Connelly on the spot

With Brian Elliott injured, Wisconsin must turn to No. 2 goaltender

MADISON—A week ago the University of Wisconsin men's hockey team was on cruise control. The Badgers dismantled then-No. 5 Colorado College 9-1 last Saturday, completing a series sweep of the Tigers on the road, and pushing No. 1 UW's lead in the WCHA standings to eight points.

Then Wednesday rolled around and the Badgers' absorbed a potentially calamitous blow: junior goaltender Brian Elliott—he of the 1.40 goals-against average and .944 save percentage—was injured in practice.

Thursday, Wisconsin coach Mike Eaves said that Elliott will miss 3-4 weeks. Eaves declined comment on the nature of Elliott's injury, citing privacy regulations, but Elliott is believed to have injured his left knee or ankle. The news came down on the same day that a CSTV.com poll unanimously voted Elliott the No. 1 contender for the Hobey Baker Award.

With arguably the best player in college hockey out of the lineup, in skates true freshman goaltender Shane Connelly, who has not played a single second of a regular-season game this season.

For starters, Connelly and the Badgers (18-2-2 overall, 13-1-2 WCHA) face off against two-time defending NCAA Champion Denver (12-10-2, 9-5-2) Friday and Saturday nights at 7 p.m. The No. 19 Pioneers are tied for second place with Wisconsin's opponent next weekend: No. 4 Minnesota. Both series at the Kohl Center are sold out.

"This is obviously one of the biggest days of my life coming up," Connelly said. "I'm just excited and ready to go."

Certainly, the play of the defensemen and forwards has helped lead to Elliott's sparkling numbers, but there is no escaping the fact that Elliott has been extraordinary in net—and that Connelly is exceptionally green.

"I think (Connelly's) ready to jump into the deep end right now," UW coach Mike Eaves said. "He's continued to get better. It's been tough to find him times to get in because of the fact that Brian has played so well. But things always happen for a reason and perhaps the purpose for right now is Shane's going to jump into the deep end and show what he can do."

Connelly's teammates are confident in his ability.

"We know he's going to do a really good job," senior captain Adam Burish said. "You can't say, ‘Oh boy we're done now, Connelly's in there.' He's going to do a great job for us. All the guys believe that."

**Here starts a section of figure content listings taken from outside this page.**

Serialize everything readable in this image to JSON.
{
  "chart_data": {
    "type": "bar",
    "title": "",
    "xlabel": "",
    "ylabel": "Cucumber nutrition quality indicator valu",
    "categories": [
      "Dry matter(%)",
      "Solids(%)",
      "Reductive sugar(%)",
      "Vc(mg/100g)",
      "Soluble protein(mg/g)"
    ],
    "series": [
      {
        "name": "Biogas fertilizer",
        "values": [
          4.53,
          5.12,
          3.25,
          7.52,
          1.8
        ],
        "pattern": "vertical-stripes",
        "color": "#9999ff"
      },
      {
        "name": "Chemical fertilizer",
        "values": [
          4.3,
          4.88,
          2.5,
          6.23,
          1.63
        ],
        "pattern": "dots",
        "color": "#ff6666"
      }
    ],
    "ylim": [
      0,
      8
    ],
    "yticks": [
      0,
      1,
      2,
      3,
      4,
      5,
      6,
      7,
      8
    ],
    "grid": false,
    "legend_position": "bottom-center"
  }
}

The entire team rallied around Connelly when he won the team's Thursday ritual—a shootout competition. Defenseman Tom Gilbert and forward Jack Skille reached the finals, and Connelly stoned each of them three consecutive times to win the event. The Badgers immediately swarmed Connelly as if they had just won the McNaughton Cup.

"It was nice to kind of get more confidence, end (practice) on a good note," Connelly said.

A reporter pointed out that a cynic might think the Disney-esque moment had been a staged confidence prop.

"No, they want to win," Connelly said. "This is the most competitive group of guys I've ever been around. That jersey has a lot of pride in it and they were fighting until the very end."

Connelly has played in one game this season—the Badgers' 6-5 exhibition win over Team USA U-18. He struggled in that game; three of his five goals allowed skirted between his legs.

"I think the exhibition game wasn't a fair test of him," goaltending coach Bill Howard said. "He's a lot better goalie than he played there. I think since that game he's realized a few things, worked harder at a few things, got better at a few things.

"What we're asking him right now to do is just be patient in the net—he's got great quickness—don't beat yourself, stop the first shot. And I think he can do that."

Badger fans may be left scratching their heads and paging through their programs this weekend. Who is Shane Connelly? Generously listed at 5-foot-9, 177 pounds, Connelly was a highly rated prospect when he came to UW this fall, after two standout seasons with the Chicago Steel of the Tier I United States Hockey League. The adjustment from junior hockey to the NCAA, though, has taken time.

"It's been slower than I anticipated," Connelly said. "Coming in here out of juniors I thought it was going to be a jump, but not this hard."

"I think that's pretty natural after four months of constant repetition it's starting to become more natural for him, easier to do and it looks like he's got more confidence in what he's doing," Howard said.

Connelly was anxious before the exhibition game. He feels more settled this time around and he insisted that his pregame preparation will not change prior to his debut—even if more than 15,000 fans are waiting to greet him.

"There were more butterflies then," Connelly said, referring to the exhibition game. "Now, it is more of an excitement. Like, ‘Denver.' It doesn't get really much bigger than this."